Por Javier Pérez
Parece un Oxxo cualquiera, aunque no es visible para los peatones de la calle Rafael Rebollar. Para entrar a él primero hay que atravesar el portón que da acceso a la galería kurimanzutto (siempre va en minúsculas, piden) en la San Miguel Chapultepec. Y luego hay que recoger el billete –mitad dólar de 1920, mitad peso de los setenta con unos fragmentos de círculos en anaranjado, rojo y morado en el centro– para “comprar” algún producto.

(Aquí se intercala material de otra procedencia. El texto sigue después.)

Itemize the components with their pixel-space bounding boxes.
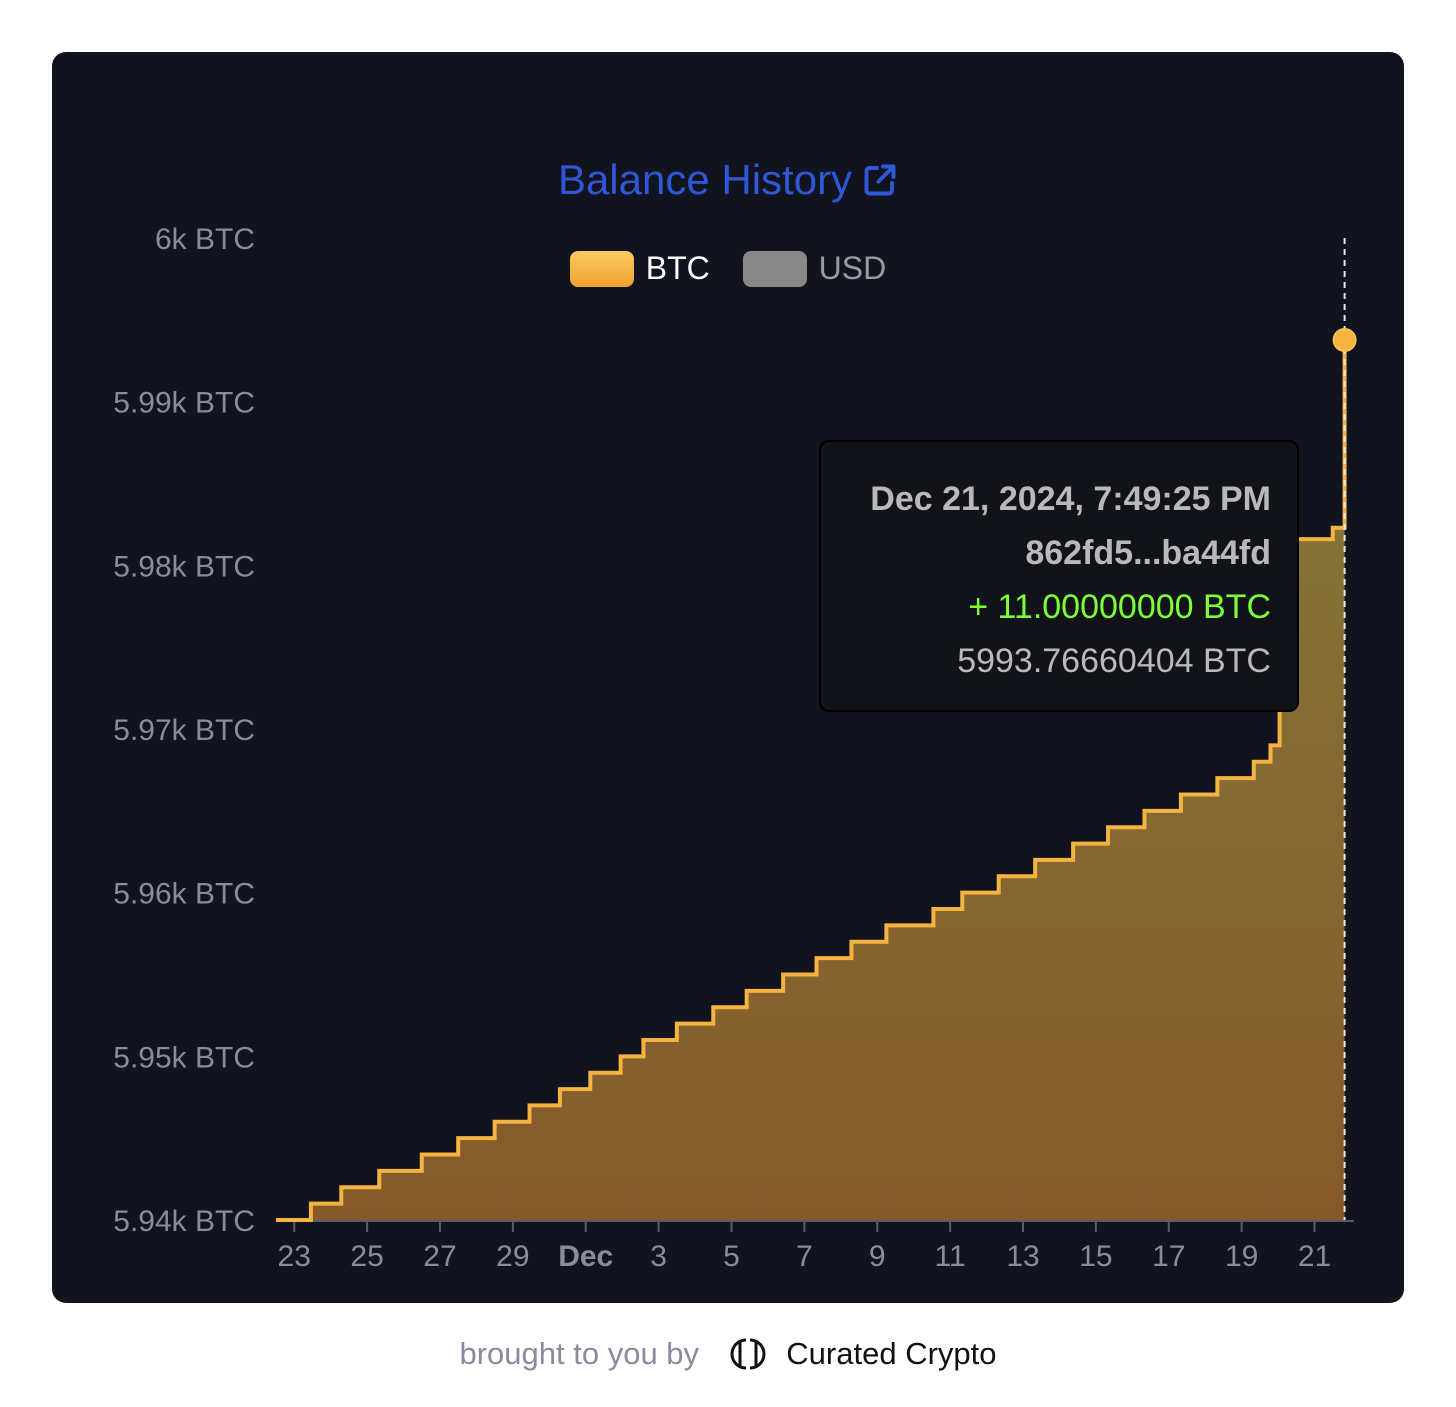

En la tienda, la cual funcionará como tal dentro de la galería hasta el 16 de marzo, se puede cambiar ese billete (únicamente ese) por casi cualquier producto, excepto bebidas alcohólicas, cigarros, productos de farmacia, electrónicos o aquellos cuyos empaques han sido intervenidos por Gabriel Orozco, uno de los artistas mexicanos más influyentes de los últimos tiempos.

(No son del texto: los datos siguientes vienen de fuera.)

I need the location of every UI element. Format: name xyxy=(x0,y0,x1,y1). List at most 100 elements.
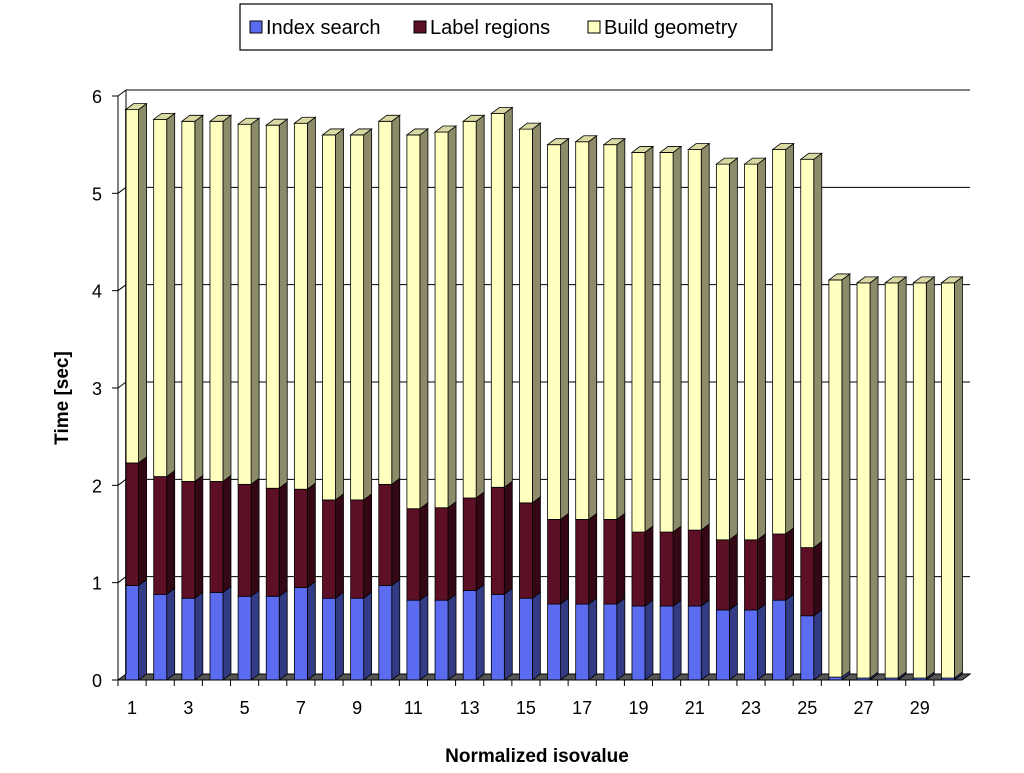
y-tick-label: 0 xyxy=(92,671,102,691)
bar-top xyxy=(349,128,373,136)
bar-side xyxy=(503,587,513,681)
bar-front xyxy=(237,595,252,681)
bar-segment xyxy=(631,525,654,607)
bar-top xyxy=(321,128,345,136)
bar-segment xyxy=(547,512,569,605)
bar-front xyxy=(406,508,421,601)
x-tick-label: 23 xyxy=(741,698,761,718)
bar-segment xyxy=(180,114,205,483)
bar-segment xyxy=(125,456,147,587)
bar-segment xyxy=(321,128,345,501)
bar-segment xyxy=(237,477,260,598)
x-tick-label: 15 xyxy=(516,698,536,718)
bar-side xyxy=(222,114,232,483)
bar-segment xyxy=(744,533,766,611)
bar-segment xyxy=(181,474,204,600)
x-tick-label: 29 xyxy=(910,698,930,718)
bar-front xyxy=(490,486,505,595)
bar-top xyxy=(602,138,627,146)
bar-front xyxy=(772,599,787,681)
bar-segment xyxy=(293,116,317,491)
x-tick-label: 9 xyxy=(352,698,362,718)
bar-side xyxy=(391,477,401,587)
y-tick-label: 5 xyxy=(92,184,102,204)
bar-segment xyxy=(715,533,738,611)
bar-side xyxy=(306,116,316,491)
bar-front xyxy=(884,282,899,679)
bar-side xyxy=(166,112,176,478)
bar-side xyxy=(306,580,316,681)
bar-front xyxy=(744,163,758,541)
bar-side xyxy=(757,603,766,681)
bar-top xyxy=(124,103,148,111)
legend-label: Build geometry xyxy=(604,17,737,39)
bar-segment xyxy=(518,122,542,504)
bar-front xyxy=(547,603,561,681)
bar-top xyxy=(546,138,570,146)
bar-segment xyxy=(208,114,233,483)
legend-entry: Build geometry xyxy=(587,17,737,39)
bar-top xyxy=(405,128,430,136)
bar-front xyxy=(659,531,674,607)
bar-front xyxy=(125,585,139,681)
bar-top xyxy=(940,276,964,284)
bar-segment xyxy=(659,525,682,607)
bar-side xyxy=(419,128,429,510)
bar-segment xyxy=(153,469,176,596)
bar-side xyxy=(785,142,795,535)
bar-top xyxy=(771,143,795,150)
bar-front xyxy=(350,499,365,599)
bar-segment xyxy=(772,593,795,681)
bar-top xyxy=(152,112,176,120)
bar-side xyxy=(194,114,204,483)
bar-front xyxy=(828,279,843,678)
bar-side xyxy=(785,527,795,601)
bar-segment xyxy=(602,137,627,521)
bar-front xyxy=(406,599,421,681)
bar-segment xyxy=(461,114,486,499)
bar-top xyxy=(236,117,261,125)
bar-front xyxy=(715,609,730,681)
bar-side xyxy=(728,157,738,541)
bar-side xyxy=(560,597,569,681)
bar-segment xyxy=(546,137,570,521)
bar-segment xyxy=(687,599,710,681)
bar-segment xyxy=(490,480,513,596)
bar-side xyxy=(728,533,738,611)
bar-segment xyxy=(687,142,711,531)
gridline-side xyxy=(117,576,127,584)
bar-segment xyxy=(406,501,429,601)
bar-side xyxy=(700,523,710,607)
bar-front xyxy=(209,120,224,482)
bar-segment xyxy=(772,527,795,601)
y-tick-label: 6 xyxy=(92,87,102,107)
bar-side xyxy=(335,591,344,681)
bar-side xyxy=(616,137,626,521)
bar-front xyxy=(603,603,618,681)
x-tick-label: 1 xyxy=(127,698,137,718)
bar-segment xyxy=(153,587,176,681)
bar-top xyxy=(855,276,880,284)
bar-segment xyxy=(378,578,401,681)
bar-front xyxy=(772,533,787,601)
bar-top xyxy=(630,146,655,153)
bar-segment xyxy=(209,474,232,594)
bar-front xyxy=(350,597,365,681)
bar-segment xyxy=(124,102,148,464)
bar-front xyxy=(322,597,336,681)
bar-segment xyxy=(265,589,288,681)
x-tick-label: 11 xyxy=(404,698,423,718)
bar-top xyxy=(715,157,739,165)
bar-side xyxy=(700,599,710,681)
bar-front xyxy=(237,483,252,597)
bar-front xyxy=(744,539,758,611)
bar-top xyxy=(490,107,514,114)
x-tick-label: 25 xyxy=(797,698,817,718)
bar-side xyxy=(475,583,485,681)
bar-front xyxy=(378,120,393,485)
y-tick-label: 3 xyxy=(92,379,102,399)
bar-side xyxy=(391,578,401,681)
bar-side xyxy=(250,589,260,681)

Orozco instaló un verdadero Oxxo, una de esas modernas tiendas de conveniencia que no son supermercados, pero sí lugares de autoservicio mucho más grandes que cualquier tiendita de abarrotes de la esquina y que actualmente pululan por la Ciudad de México, para plantear cuestionamientos sobre el consumo y el arte que la semántica y las matemáticas transforman, expanden y simplifican en diversas posibilidades, como el consumo de arte.
“¿Qué principio de ‘nutricionalidad’ sería el que el arte pudiera aportar como para distribuirse en un Oxxo?”, se pregunta Orozco. Él buscó algún mecanismo que contestara la pregunta: “Traté de encontrar una lógica de producción, distribución y consumo que inserto (o injerto) en la funcionalidad de un Oxxo típico, temporalmente experimentando dentro del mundo del arte”.

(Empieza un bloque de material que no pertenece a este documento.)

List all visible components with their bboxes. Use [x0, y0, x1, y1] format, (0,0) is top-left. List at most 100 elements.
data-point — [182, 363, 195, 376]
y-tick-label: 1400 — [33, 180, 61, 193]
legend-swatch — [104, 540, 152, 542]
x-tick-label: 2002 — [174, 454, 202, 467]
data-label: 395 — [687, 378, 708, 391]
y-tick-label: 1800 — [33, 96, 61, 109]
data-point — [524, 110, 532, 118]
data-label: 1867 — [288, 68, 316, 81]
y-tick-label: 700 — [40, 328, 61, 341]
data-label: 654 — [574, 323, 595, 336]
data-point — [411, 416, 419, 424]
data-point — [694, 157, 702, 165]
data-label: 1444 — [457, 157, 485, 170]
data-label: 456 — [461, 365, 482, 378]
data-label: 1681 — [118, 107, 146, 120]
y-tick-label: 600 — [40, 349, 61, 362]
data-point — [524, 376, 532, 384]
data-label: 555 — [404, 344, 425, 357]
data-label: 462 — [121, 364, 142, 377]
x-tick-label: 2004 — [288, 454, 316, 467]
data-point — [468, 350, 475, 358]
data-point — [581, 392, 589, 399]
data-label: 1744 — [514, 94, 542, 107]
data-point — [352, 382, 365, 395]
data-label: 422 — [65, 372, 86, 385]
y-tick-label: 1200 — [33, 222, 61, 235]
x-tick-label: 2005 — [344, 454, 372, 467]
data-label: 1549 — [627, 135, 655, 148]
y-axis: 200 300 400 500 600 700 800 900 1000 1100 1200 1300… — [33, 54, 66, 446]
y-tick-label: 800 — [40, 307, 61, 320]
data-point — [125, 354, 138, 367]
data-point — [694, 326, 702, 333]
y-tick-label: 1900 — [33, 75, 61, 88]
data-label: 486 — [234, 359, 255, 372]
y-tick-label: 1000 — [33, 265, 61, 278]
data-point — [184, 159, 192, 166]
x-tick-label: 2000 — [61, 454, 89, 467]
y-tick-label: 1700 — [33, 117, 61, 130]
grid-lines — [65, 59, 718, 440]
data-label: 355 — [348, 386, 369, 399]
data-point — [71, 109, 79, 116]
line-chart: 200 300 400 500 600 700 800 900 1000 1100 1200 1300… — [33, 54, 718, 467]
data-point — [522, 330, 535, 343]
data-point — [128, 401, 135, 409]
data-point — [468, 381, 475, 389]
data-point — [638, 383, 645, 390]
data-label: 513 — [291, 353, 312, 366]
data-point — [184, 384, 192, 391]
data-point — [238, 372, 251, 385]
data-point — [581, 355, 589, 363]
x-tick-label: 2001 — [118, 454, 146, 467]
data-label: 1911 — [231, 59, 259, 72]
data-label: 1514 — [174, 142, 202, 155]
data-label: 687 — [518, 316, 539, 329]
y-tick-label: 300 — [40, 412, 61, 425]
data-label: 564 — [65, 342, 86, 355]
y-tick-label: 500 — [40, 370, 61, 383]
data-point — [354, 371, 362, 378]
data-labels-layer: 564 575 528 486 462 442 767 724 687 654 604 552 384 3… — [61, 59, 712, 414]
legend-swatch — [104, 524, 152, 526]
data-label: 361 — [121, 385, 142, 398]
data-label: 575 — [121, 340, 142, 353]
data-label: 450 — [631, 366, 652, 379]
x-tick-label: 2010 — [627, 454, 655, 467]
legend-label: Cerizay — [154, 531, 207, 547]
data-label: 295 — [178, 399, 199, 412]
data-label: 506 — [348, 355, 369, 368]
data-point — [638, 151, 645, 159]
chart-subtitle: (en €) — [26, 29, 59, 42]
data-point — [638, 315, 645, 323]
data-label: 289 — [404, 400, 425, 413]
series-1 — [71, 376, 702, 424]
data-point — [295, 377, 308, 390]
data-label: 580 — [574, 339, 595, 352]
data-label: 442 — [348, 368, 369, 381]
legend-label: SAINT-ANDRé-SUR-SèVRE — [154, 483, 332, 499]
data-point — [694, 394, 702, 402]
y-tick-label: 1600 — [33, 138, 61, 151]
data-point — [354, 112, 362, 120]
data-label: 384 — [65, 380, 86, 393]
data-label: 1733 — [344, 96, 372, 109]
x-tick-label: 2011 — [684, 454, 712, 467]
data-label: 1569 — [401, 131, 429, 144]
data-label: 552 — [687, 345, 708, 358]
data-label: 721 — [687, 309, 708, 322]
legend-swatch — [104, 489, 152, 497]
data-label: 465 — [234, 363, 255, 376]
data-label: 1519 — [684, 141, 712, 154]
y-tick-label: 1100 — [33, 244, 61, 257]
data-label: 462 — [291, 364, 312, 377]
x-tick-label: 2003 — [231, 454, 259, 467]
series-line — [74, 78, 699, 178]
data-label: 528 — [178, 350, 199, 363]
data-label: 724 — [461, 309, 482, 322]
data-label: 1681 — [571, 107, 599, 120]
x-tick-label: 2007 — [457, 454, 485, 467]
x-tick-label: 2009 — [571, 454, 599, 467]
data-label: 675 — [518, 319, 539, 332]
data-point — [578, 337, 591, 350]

Fue así como intervino 300 productos de los aproximadamente 3 000 que se ofrecen en cada una de las más de 14 000 sucursales que hay en todo el país de esta cadena fundada en 1978. De ese modo, Orozco hace, en su llamado Oroxxo, una relectura de la iconografía de los productos de consumo cotidiano más comunes del México contemporáneo. Las papas Sabritas, la C0ca Cola, la cerveza Sol, el Pepto Bismol, el Bacardí blanco, la leche Nido, el chocolate Abuelita, condones, veladoras, los Delicados, los tonayita, el pan Bimbo y hasta el anís Mico adquieren otra dimensión con los círculos que Orozco ha pegado en sus empaques, círculos que él ha usado en diferentes momentos de su obra desde principios de los noventa. Aquí funcionan, según él mismo ha explicado, para revelar y, al mismo tiempo, cancelar la imagen del artículo, “produciendo un nuevo, doble significado visual y económico”. De algún modo, un paisaje icónico que rememora la memoria colectiva, pero catapultándola en otras direcciones.
La estampa de Orozco, un artista cuya práctica siempre está influenciada por su contexto, es una ironía, tiene su origen en su trabajo gráfico geométrico. “Ya antes había pegado estas calcomanías abstractas en algunos trabajos y libros míos, siempre utilizando los círculos y ejes y los cuatro colores (rojo, azul, dorado, blanco) que definen los cuadrantes que se crean y su proyección e interacción con objetos de la realidad”.
El trabajo de Orozco siempre ha desconcertado al espectador. Lo ha involucrado en las obras, como en esta ocasión, pero provocándole algo. Muchos lo tildarán de absurdo, exagerado y vacío; otros aplaudirán su osadía y su simbolismo; es seguro que nadie quedará indiferente. Como ocurrió con las tapas de yogur, las estampas son otra forma de ver la caja vacía. Aquí están condensadas, otra vez, todas sus concepciones sobre el arte y su relación con el público, con la sociedad. Aquí está su lectura sobre el mercado del arte.
Los 300 productos se venderán en series individuales de 10 piezas, cada una reduciendo exponencialmente el precio por unidad, para un máximo de 3 000 piezas, que se producirán cuando hayan sido adquiridas.